Por Patrícia Almeida Mamede
‘’Boneca. Eu costumava brincar de boneca. E casinha, também brincava de casinha’’. Maria Neuza, uma senhora beirando os noventa anos, se lembra bem das brincadeiras de menina. Maria, apesar da memória gasta pela idade, não hesita em responder às perguntas relacionadas à sua infância, como quais eram os brinquedos que seus parentes costumavam lhe dar em aniversários ou natais, ‘’muita boneca, muita coisa de casa e muita roupa’’. Além de brincadeiras, Neuza se recorda de algumas frases que costumava ouvir como, ‘’seja educada’’ e ‘’fica quieta, menina!’’.
Para essa senhora, ser mulher é ‘’ser carinhosa, prestativa, amar seus familiares e ter opinião própria’’, enquanto ser homem equivale a ser ‘’trabalhador, carinhoso e um bom amigo’’. Mesmo pontuando essa disparidade entre os sexos, Maria concorda com a afirmação de que não existem diferenças cerebrais entre homem e mulher. Ou seja, ela concorda que a ideia de um cérebro masculino e um cérebro feminino é um mito.
Uma matéria publicada pela BBC em julho de 2021 afirma o seguinte, ‘’ A ideia de que as mulheres eram intelectualmente inferiores aos homens era considerada um fato há vários séculos. A ciência tentou por muito tempo encontrar as diferenças subjacentes a essa suposição. Aos poucos, vários estudos foram contestando muitas dessas diferenças propostas e, ainda assim, nosso mundo continua teimosamente marcado por esse viés’’.
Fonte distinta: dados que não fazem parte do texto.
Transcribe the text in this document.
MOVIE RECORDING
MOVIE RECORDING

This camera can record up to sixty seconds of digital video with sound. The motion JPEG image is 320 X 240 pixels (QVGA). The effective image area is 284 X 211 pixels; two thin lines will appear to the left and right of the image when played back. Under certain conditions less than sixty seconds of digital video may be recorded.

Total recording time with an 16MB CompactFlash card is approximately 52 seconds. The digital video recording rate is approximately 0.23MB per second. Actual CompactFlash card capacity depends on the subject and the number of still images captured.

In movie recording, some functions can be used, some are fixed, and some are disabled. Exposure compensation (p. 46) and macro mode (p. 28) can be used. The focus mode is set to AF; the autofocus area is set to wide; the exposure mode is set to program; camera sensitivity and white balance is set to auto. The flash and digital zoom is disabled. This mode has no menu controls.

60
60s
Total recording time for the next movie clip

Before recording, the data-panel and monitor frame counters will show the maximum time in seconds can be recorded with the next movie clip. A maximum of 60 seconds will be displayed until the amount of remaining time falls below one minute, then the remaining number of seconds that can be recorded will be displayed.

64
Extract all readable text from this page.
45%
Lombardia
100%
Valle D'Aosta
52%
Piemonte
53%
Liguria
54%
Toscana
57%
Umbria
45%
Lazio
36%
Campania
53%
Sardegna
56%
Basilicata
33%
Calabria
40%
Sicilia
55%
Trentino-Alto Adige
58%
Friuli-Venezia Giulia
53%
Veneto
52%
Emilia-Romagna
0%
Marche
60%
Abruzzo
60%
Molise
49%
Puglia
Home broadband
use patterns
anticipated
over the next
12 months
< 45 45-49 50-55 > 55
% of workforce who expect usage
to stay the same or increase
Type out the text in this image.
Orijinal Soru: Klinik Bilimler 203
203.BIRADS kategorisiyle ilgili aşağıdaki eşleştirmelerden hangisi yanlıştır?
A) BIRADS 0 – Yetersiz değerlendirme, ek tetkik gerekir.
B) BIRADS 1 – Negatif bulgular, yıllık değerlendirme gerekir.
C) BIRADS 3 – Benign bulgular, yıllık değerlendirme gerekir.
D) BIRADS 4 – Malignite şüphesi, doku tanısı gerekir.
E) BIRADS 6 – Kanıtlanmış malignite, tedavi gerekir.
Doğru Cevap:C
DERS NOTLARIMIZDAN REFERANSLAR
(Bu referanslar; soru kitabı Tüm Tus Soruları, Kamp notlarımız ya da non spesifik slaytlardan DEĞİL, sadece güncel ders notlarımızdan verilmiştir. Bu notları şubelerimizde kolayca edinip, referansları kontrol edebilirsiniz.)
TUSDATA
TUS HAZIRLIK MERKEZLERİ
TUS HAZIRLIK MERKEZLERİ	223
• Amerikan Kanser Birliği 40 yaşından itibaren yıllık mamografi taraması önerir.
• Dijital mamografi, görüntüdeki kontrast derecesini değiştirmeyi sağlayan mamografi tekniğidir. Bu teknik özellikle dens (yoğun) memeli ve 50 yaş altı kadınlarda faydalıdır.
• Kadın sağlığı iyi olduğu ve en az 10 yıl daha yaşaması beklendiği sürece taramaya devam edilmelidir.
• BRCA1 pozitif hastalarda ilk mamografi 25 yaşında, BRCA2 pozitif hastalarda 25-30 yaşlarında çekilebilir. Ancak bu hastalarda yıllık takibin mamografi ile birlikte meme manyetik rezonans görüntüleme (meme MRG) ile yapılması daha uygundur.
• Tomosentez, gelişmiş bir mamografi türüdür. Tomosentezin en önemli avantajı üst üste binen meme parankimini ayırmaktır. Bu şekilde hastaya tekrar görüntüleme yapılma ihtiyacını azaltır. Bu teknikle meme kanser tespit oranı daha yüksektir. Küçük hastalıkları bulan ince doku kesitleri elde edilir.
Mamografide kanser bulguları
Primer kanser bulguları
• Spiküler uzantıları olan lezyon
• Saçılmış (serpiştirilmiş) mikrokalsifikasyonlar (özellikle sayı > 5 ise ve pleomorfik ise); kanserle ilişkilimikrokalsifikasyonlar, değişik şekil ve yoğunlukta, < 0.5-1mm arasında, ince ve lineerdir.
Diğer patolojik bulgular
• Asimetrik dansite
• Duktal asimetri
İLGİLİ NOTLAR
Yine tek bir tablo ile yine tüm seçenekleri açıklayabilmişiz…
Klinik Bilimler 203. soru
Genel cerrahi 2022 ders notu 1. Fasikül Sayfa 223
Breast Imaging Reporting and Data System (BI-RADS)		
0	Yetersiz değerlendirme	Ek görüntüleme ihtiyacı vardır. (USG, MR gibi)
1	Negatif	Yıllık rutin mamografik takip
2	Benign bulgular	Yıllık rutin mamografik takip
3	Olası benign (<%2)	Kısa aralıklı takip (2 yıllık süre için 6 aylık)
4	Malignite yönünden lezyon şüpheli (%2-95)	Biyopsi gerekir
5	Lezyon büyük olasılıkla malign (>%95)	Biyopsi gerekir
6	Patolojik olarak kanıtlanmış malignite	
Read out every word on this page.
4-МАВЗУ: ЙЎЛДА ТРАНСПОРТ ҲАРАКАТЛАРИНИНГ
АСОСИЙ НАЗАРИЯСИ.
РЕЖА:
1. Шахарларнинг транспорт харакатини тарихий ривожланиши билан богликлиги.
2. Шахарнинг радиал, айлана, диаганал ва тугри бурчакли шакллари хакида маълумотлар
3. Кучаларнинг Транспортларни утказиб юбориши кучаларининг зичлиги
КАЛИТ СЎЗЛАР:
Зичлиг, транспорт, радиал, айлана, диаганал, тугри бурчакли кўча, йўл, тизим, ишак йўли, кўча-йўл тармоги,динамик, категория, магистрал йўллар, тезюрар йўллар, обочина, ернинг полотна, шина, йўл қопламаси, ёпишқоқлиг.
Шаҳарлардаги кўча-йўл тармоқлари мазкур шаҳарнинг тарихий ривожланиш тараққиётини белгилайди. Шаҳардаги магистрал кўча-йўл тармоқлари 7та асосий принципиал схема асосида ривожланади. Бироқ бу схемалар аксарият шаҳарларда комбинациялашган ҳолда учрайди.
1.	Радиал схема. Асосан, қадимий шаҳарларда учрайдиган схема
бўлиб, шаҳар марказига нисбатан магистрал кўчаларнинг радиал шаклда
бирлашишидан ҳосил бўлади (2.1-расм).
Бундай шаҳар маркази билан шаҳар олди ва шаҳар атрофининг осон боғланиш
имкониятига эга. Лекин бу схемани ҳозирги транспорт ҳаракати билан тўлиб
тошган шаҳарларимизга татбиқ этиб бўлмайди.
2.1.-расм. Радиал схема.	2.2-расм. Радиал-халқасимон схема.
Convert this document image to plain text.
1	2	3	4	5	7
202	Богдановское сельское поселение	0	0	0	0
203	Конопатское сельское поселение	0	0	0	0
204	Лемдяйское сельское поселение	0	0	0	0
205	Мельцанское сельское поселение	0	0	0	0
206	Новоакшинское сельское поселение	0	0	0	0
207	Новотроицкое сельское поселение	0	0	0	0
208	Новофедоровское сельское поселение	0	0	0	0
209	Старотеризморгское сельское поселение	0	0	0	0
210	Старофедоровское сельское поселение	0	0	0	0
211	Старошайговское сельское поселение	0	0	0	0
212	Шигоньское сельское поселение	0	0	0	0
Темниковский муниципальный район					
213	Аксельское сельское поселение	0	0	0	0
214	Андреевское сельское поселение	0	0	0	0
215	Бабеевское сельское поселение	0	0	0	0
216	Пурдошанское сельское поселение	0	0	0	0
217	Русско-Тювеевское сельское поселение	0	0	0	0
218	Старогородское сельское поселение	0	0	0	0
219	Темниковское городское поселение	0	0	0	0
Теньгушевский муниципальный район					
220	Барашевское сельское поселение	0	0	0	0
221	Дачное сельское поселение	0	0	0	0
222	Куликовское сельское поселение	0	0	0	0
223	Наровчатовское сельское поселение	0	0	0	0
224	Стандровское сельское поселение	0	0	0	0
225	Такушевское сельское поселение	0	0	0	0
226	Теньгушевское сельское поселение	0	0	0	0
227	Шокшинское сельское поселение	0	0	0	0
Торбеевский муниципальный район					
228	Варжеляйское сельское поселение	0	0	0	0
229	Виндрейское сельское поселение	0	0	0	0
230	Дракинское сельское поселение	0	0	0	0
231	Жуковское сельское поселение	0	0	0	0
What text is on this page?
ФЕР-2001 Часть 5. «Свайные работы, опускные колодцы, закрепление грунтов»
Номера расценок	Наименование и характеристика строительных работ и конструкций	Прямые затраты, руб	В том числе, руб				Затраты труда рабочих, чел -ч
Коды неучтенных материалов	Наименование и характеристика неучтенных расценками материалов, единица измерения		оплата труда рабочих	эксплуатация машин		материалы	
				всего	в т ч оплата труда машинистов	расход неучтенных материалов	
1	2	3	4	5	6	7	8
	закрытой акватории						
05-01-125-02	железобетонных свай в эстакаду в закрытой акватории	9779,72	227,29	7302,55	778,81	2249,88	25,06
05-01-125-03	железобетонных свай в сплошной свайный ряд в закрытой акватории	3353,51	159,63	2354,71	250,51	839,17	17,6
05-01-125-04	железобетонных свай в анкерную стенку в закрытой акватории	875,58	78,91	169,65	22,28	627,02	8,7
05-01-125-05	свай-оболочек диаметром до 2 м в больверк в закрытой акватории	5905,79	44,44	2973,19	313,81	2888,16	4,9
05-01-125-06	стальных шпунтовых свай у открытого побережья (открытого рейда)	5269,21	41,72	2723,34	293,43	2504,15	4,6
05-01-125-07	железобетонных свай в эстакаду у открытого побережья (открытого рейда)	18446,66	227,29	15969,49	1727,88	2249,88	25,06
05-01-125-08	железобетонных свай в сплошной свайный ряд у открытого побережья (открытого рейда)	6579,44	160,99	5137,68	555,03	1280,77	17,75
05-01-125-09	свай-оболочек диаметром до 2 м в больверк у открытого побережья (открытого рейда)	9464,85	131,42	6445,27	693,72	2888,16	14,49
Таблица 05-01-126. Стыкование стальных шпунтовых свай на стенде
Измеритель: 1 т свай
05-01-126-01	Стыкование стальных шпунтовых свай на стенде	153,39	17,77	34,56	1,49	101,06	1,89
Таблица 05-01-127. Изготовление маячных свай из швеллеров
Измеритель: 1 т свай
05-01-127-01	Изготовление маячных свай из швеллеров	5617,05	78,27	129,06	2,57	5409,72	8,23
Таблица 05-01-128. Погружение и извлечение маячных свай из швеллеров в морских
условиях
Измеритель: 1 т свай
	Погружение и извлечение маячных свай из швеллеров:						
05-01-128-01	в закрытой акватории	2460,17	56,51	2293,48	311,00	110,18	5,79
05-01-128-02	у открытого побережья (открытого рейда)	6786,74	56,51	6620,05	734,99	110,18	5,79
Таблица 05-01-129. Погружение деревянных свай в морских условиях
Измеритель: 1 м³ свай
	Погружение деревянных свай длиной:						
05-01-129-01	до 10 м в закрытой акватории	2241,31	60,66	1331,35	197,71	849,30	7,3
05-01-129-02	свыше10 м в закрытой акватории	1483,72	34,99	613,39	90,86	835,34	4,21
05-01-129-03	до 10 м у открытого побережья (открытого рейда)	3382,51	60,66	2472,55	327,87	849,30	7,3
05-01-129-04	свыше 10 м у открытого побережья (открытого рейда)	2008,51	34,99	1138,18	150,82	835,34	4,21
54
A Neurogenderings é uma rede formada por mulheres pesquisadoras das mais variadas áreas, atuando em diferentes países, que se intitulam enquanto ‘’neurofeministas’’. Essas mulheres buscam discutir as relações entre sexo, gênero e cérebro, juntamente às relações entre feminismo e ciência. A rede tem como principal objetivo examinar, através de uma perspectiva crítica, a produção do conhecimento neurocientífico, visando combater o que chamam de ‘’neurossexismo’’ (estereótipos em relação à feminilidade e masculinidade que estão presentes em grande parte da produção neurocientífica). A rede defende o fazer ciência por mulheres, justamente por acreditar que nenhum conhecimento pode ser desvinculado do contexto social, tempo e lugar em que foi produzido. Segundo essas mulheres, não há ciência apolítica. Donna Haeaway, uma das mulheres que compõe a rede, diz que ‘’a ciência feminista, portanto, é uma ciência que possui um posicionamento crítico’’.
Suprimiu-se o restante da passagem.